Regular listeners know I’m fascinated by open government and gov 2.0. And we were talking about Britian. A big story out of the UK this week. The government announced it is going to open up most government data — some are saying this will be the biggest trove of open government data ever. It will be interesting to watch.
#UK @guardian: UK gov to open one of the largest troves of gov data http://bit.ly/um8FaU
One is snow — and the potential of snowmagedon. December marks the start of winter — and here in Washington, we all remember the challenges that can come with winter weather. The Office of Personnel Management this week announced they will have more options for this winter season. Gone is merely closed or open. There are now three new possible responses to severe conditions: staggered early departure with a final departure time, immediate departure and shelter in place.
And we should mention that HUD Deputy CIO Chris Niedermeyer has announced that he is retiring after 33 years of public service. Patsy Garnett will assume his responsibilities.

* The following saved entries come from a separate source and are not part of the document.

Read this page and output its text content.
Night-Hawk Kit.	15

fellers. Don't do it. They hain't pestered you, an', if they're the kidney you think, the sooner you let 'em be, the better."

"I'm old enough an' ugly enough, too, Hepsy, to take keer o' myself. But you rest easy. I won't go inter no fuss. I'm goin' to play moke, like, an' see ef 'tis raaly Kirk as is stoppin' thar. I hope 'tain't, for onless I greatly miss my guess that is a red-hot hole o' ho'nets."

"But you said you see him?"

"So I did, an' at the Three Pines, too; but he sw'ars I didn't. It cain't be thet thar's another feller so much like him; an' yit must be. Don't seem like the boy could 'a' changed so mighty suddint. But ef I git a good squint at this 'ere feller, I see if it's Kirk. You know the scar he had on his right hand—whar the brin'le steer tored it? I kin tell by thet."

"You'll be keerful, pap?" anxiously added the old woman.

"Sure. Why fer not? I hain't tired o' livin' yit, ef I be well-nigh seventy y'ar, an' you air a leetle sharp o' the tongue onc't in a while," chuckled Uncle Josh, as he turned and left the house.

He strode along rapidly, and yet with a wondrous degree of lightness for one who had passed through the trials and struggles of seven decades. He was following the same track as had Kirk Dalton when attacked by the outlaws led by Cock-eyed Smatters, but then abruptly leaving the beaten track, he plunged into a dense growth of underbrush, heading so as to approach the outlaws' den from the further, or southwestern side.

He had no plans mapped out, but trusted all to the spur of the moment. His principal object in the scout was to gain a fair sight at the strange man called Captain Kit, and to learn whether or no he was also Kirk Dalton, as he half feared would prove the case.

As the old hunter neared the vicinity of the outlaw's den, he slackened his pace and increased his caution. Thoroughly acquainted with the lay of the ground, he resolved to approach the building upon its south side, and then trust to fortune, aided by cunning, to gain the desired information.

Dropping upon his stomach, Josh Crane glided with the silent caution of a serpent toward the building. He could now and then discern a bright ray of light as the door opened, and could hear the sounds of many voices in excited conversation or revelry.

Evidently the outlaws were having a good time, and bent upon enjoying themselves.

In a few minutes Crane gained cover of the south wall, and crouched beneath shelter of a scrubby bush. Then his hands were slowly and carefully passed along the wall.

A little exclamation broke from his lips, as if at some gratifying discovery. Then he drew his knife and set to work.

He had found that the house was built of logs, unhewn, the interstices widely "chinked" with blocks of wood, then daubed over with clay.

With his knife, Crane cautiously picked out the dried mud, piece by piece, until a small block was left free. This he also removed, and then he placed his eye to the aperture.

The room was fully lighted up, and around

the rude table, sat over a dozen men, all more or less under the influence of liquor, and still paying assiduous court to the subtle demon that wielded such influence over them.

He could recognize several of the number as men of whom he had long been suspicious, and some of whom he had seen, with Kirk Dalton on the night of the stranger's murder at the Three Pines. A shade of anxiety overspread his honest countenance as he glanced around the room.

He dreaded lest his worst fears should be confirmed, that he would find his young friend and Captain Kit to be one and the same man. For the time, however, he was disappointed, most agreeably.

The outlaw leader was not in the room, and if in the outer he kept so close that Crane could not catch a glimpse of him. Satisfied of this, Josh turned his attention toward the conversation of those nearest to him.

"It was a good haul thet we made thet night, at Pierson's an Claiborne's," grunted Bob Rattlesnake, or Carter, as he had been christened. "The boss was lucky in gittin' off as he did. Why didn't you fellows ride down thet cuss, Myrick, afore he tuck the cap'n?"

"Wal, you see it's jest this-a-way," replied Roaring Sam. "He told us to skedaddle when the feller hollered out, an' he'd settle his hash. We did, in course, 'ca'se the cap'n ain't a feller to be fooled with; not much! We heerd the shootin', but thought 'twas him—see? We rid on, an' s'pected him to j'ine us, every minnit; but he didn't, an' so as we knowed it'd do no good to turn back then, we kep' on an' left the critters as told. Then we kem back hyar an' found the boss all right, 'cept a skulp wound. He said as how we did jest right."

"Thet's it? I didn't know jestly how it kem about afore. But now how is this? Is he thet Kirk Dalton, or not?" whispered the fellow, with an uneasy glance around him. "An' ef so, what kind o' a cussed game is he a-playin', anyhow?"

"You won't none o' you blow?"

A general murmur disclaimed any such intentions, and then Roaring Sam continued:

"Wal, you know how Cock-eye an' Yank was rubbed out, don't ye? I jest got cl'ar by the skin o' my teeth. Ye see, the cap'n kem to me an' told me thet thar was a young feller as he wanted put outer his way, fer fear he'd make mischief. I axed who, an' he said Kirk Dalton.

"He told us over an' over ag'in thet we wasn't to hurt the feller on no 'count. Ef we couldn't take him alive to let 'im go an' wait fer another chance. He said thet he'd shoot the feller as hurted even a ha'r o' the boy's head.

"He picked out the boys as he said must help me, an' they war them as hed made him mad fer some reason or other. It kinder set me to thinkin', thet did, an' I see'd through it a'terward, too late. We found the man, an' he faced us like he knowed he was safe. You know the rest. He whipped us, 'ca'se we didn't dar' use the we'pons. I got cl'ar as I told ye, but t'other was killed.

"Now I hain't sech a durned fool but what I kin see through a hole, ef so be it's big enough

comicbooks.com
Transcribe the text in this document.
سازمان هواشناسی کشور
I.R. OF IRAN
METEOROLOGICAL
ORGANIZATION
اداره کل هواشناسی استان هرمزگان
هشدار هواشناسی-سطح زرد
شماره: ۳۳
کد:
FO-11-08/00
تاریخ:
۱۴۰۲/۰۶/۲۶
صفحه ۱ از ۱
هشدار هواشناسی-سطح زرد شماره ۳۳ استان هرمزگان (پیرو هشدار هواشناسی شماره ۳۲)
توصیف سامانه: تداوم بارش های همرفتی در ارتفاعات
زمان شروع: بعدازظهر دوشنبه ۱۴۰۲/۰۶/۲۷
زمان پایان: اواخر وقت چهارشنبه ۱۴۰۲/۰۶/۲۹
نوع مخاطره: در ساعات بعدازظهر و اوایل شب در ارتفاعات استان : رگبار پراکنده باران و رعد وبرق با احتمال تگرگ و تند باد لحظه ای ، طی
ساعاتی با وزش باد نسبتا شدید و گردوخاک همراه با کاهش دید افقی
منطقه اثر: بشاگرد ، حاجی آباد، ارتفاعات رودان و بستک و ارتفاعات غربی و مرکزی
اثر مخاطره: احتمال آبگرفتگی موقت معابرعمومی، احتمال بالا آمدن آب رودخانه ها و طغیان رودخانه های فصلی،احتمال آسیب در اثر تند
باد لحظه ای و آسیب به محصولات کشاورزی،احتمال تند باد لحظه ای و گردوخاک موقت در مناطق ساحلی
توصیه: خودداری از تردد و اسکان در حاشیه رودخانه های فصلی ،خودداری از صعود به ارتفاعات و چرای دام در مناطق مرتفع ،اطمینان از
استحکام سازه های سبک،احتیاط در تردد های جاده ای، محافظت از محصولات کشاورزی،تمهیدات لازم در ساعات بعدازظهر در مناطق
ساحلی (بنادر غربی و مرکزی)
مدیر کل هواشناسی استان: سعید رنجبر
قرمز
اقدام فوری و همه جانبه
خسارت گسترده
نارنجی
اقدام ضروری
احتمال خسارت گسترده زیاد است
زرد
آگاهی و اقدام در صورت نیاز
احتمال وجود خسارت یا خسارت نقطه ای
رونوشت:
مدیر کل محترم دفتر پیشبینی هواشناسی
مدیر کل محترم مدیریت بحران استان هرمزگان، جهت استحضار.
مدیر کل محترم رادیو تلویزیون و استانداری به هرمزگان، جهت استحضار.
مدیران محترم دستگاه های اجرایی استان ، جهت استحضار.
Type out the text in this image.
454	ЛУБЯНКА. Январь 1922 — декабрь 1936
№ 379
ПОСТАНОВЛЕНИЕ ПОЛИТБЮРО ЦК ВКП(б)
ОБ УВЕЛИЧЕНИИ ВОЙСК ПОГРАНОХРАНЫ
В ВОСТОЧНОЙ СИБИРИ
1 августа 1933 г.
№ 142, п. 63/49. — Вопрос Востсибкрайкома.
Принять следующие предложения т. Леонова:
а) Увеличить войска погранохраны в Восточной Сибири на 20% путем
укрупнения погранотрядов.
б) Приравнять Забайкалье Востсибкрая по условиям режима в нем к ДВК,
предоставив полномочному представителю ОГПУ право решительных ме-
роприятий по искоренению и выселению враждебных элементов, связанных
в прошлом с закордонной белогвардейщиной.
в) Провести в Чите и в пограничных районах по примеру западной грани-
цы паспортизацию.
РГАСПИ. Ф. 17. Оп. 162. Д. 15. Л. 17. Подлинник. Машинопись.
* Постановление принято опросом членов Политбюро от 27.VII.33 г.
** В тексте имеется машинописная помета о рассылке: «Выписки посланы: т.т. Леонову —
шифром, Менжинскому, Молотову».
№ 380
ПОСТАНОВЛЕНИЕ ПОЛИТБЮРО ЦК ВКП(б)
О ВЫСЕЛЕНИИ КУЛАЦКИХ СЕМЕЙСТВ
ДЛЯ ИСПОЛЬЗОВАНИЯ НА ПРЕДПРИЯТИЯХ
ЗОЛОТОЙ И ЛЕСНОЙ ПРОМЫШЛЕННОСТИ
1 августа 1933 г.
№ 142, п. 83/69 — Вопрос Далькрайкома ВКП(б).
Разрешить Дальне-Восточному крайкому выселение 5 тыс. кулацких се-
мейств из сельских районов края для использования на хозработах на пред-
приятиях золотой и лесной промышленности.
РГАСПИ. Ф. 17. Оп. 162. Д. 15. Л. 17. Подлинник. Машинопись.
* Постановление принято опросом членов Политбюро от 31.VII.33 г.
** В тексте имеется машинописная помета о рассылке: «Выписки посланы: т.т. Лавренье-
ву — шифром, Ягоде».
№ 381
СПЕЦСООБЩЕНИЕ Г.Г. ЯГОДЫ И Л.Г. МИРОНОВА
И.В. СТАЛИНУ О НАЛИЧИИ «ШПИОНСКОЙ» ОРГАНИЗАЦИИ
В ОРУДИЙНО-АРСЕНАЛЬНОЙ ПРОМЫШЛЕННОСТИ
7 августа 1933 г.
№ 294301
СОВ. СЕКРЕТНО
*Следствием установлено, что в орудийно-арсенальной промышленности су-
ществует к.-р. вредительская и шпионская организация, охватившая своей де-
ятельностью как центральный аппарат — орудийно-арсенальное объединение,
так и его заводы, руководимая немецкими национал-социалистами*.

And I’ll give you a few stories worth reading this weekend, but first… our first issue of the year for 2011…
During the month of December, we are going to look at the big issues of the year — the issues, people, and ideas that defined 2011… and that will define the years ahead.
And we thought we’d start with cyber-security. Cyber-security has changed a lot over the years, but this year, the pace of change was even more rapid. The U-S discussed the idea of using a cyber-attack on Lybia — and there were reports that a cyber attack that penetrated a US public water system in Illinois. Both proved to be premature, but they are certainly signs of changing times.
Bob Gourley is the former chief technology officer of the Defense Intelligence Agency. He is currently an regular blogger at CTOvision.com and he is the CTO for Crucial Point, an IT consulting company. He says one of the big stories of 2011 is big data — dealing with all the information coming at us these days….
Bob Gourley is the former chief technology officer of the Defense Intelligence Agency. He is currently an regular blogger at CTOvision dot com and he is the CTO for Crucial Point, an IT consulting company.
Before we close out, a few things worth reading this weekend.
One deals with cyber-security… and intelligence. It is a story in the most recent issue of BusinessWeek headlined The War on Terror’s Secret Weapon — and it is about the company Palantir, which they call ‘indispensable’ to US intelligence. It is a fascinating company — and a fascinating story.
We also have delicious stories for you about reverse mentoring — what and how you can learn from those young ones… NASA’s Apps store… and I also put a link to a recent interview Charlie Rose had with Facebook’s Mark Zuckerberg, and Facebook’s chief operating officer Sheryl Sandberg. It’s a fascinating conversations.
Two other items… One is a page Google has pulled together highlighting government transformers. AsGoogle says, these are people using Google’s technology — but it is always good to see people doing interesting work in government. It’s definitely worth a look.
And finally, I mentioned a few weeks ago that GovLoop now is 50,000 members strong. GovLoop is saying thank you. If you are here in Washington, GovLoop is giving away lunch. Collaboration can make you hungry, so… BBQ sandwiches, mac and cheese… I have details… dorobekinsider.com.
Have a good weekend. Go out and do good work.